"Weston-super-Mare.

"March 22, 1893.

"Dear Mr. George Jacob Holyoake,—I had no idea of writing to Mr. Gladstone, yet am glad to hear that you gave him my 'Secret Hymns.' Probably my contrast to my brother, the late Cardinal, always puzzled him. That we were in painful opposition ever since 1820 had never entered his mind, much less that this opposition made it impossible to me to endure living in Oxford, which also would have been my obvious course.

"I did send my 'Paul of Tarsus' to Mr. Gladstone, which partially opened his eyes. For my brother's first pretentious religious book was against the Arians, which I think I read at latest in 1832. Mr. Gladstone has written that my brother's secession to Rome was the greatest loss that the English Church ever suffered. Of what kind was the loss my little book on 'Paul' indirectly states, in pointing out that, as our English New Testament shows, Paul in his own episode plainly originated the doctrine, three centuries later called Arianism, and held by all the Western Church until young Athanasius introduced his new and therefore 'false' doctrine.

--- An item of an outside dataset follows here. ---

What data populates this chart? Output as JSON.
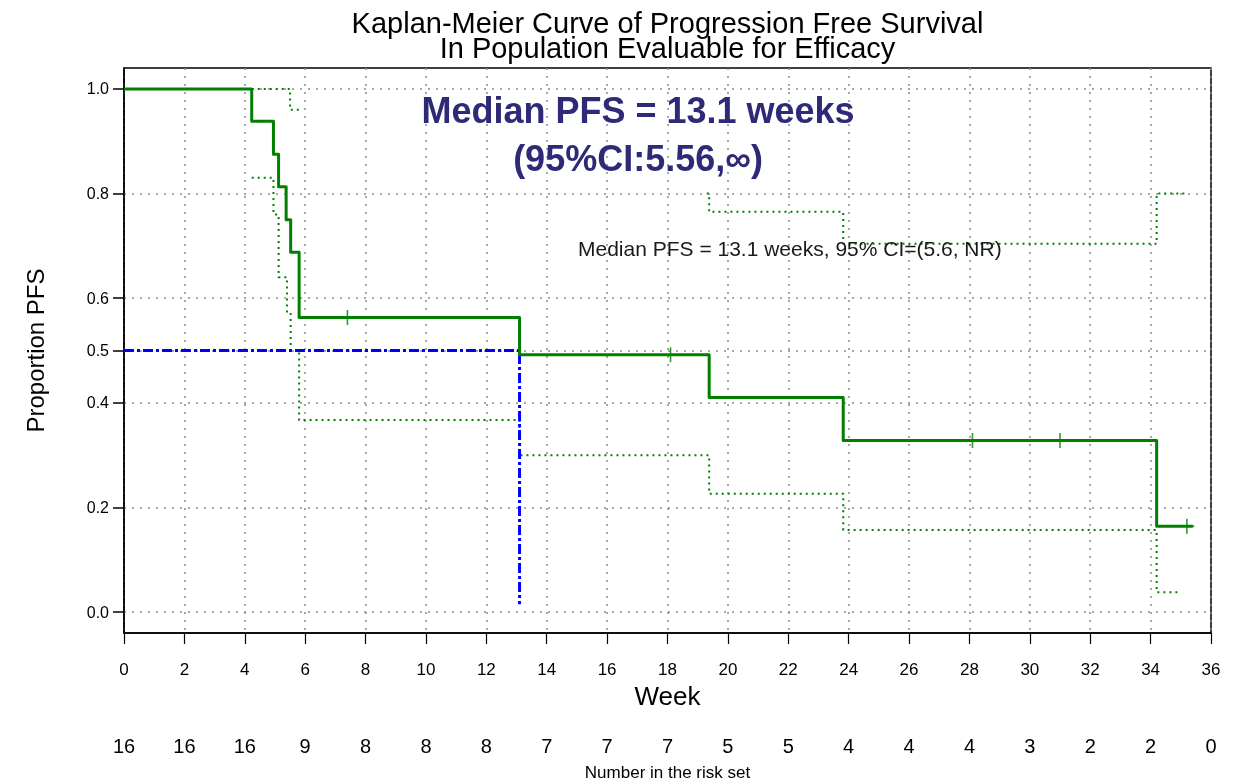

My brother, with Paul's epistle open before him, condemned the doctrine of Arian, and did not know that it was the invention of Paul, and thereby prevailed in the whole Western Church. Moreover, I read what I cannot imagine met Mr. Gladstone's eyes, that 'It is not safe to quote any Pre-Athanasian doctrines concerning the Trinity, since the Church had not yet taught them how to express themselves.' After this, could Mr. Gladstone, as a decent scholar, mourn over my brother's loss to the Church? I hope Mr. Gladstone can now afford time to read something of the really early Christianity. He will find the Jerusalem Christianity perishing after the Roman revolt, and supplanted by Pauline fancies (not Christian at all) and by Pauline morality, often better than Christian. To me our modern problem is to eschew Pauline fancies and further to improve on Pauline wisdom.

"But since I have reached the point of being unable to take Human Immortality as a Church axiom, I cannot believe that the problem is above fully stated, or that Christianity deserves to become coetaneous with man's body.

"Perhaps I ought to thank you more, yet I may have said too much.—Yours truly,

"F. W. Newman."

One day as Mr. Newman was leaving my room in Woburn Buildings, he looked round and said: "I did not think there were rooms so large in this place"; and then descending the stairs, as though the familiarity of the remark was more than an impulse, he said: "Do you think you could join with me in teaching the great truth of Theism?" Alas! I had to express my regret that my belief did not lie that way. Highly as I should think, and much as I should value public association with Mr. Newman, I had to decline the opportunity. If the will could create conviction, I should also have accepted Mazzini's invitation—elsewhere referred to—for Theism never seemed so enchanting in my eyes as it appeared in the lives of those two distinguished thinkers who were inspired by it.